Youths, women groups and grassroots advocates on the platform of the Epe Community Water Parliament (ECWP) have demanded that the Governor Akinwunmi Ambode administraton rehabilitate the Epe Mini Waterworks and evolve solutions to the lingering water crisis in Lagos within democratic and public control.
The ECWP, an affiliate of the Our Water, Our Right Coalition, registered its aversion to water privatisation plans by the state government through a protest march on the streets of Epe and a visit to the campaigns office of Olusegun Olulade, representing Epe Constituency II at the Lagos State House of Assembly, asking him to side with them in demands to keep Lagos water public. The group also marched to the premises of the Epe Mini Waterworks where they displayed placards with various inscriptions and demanded rehabilitation of the facility.
Coordinator of ECWP, Adesanya Oguntimirin, said that the Epe community had reservations about plans to concession Lagos water infrastructure to privatisers under a Public-Private-Partnership (PPP) model of water privatisation which will bring in three corporations with allaged unsavory human rights record. The corporations are Veolia, Abengoa and Metito.
“The PPP is an anti-people model because it is built only on the premise that water is a commodity that money can be made from. It does not accommodate the human right to water and is difficult to exit. It is laced with uncertainties such as rate hikes, service cutoffs, unfulfilled infrastructure promises which, combined, will not guarantee access to water by our mostly poor people.”
He said that the Epe people in unanimity reject water privatisation and want a rehabilitation for the waterworks in the community to reduce the suffering of mostly women who will have to go long distances to get water at huge costs.
A women rights activist, Funmi Ajayi, also emphasised the challenges women face in obtaining water, adding that water privatisation would further burden women who will have to cough up more to get water and be cut off if they cannot pay.
“The language of the state government is one that is solely focused on making revenue from water and not anything about human right or anything near it. These poor women here marching against privatisation are the ones who know what lies ahead and have decided to ask that the state government does not take them on that road. We will resist it.”

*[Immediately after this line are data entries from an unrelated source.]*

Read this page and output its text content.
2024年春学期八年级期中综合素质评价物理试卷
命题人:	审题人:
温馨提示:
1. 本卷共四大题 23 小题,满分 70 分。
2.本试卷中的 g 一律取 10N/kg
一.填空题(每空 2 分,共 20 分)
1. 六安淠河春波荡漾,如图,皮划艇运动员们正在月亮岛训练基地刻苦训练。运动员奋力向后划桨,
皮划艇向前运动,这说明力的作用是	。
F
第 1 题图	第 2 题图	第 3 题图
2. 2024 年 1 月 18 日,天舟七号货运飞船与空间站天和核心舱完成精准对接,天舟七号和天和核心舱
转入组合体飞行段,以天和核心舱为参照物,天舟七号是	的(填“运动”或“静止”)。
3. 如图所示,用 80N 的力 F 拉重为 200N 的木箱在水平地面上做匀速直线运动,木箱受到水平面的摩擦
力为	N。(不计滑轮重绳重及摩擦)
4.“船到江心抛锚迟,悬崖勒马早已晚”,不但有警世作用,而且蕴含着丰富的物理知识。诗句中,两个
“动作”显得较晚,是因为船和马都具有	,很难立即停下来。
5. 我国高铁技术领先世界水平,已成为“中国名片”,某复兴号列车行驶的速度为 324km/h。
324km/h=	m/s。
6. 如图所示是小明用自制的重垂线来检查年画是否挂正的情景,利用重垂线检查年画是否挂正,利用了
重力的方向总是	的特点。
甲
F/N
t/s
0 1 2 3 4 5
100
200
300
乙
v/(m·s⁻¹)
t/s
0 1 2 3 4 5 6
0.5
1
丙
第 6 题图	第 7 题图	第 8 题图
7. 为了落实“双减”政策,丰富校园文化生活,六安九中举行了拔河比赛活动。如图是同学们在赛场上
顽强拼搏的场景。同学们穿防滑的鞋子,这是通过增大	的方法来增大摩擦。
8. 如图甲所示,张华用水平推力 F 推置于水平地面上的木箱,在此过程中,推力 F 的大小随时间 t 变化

Speaking in solidarity with the community people, Deputy Executive Director of Environmental Rights Action/Friends of the Earth Nigeria (ERA/FoEN), Akinbode Oluwafemi, said that ERA/FoEN stands in full support of the protest march and petition to Olulade, who is representing Epe Constituency.
In his words: “The voice of the people is the voice of God. We anticipate that the representative of the Epe people will hearken to the demands of his people and side with them to demand a halt to PPP and concessioning of the future of our people to for-profit only entities.”
The ERA/FoEN boss also added: “While we can see that a lot of development has come to the Epe community in form of good roads and lighting of the streets, the most crucial element of life which is water is still elusive because of the non-rehabilitation of the mini water works.”
Representative of the Epe women, Bisi Fasasi, said that the reports of plans to privatise water was already sending jitters down the spines of the women, even as she cautioned that water should not be privatised under any guise as it would add more burden to women already weighed down with ensuring their household had adequate water for basic use.
Fasasi added that the inability of the Epe mini waterworks to deliver potable water to the locals had forced most households to patronise unwholesome sources that continually expose them to illnesses.
In the petition to Olulade, the group asked him to side with them on their demands for the rehabilitation of the Epe Mini-Waterworks, a halt to concession of Lagos water infrastructure with transnational corporations like Veolia, Metito, Abengoa; and that the Akinwunmi Ambode administration fully uphold the human right to water as an obligation of the government representing the people.
It also asked Governor Ambode to integrate broad public participation including that of women in developing plans to achieve universal access to clean water, rejection of contracts designed by or involving the IFC, which operates to maximise private profit, increase in budgetary allocation to the water sector, and the institution of a Water Trust Fund that will expand public financing of the water sector.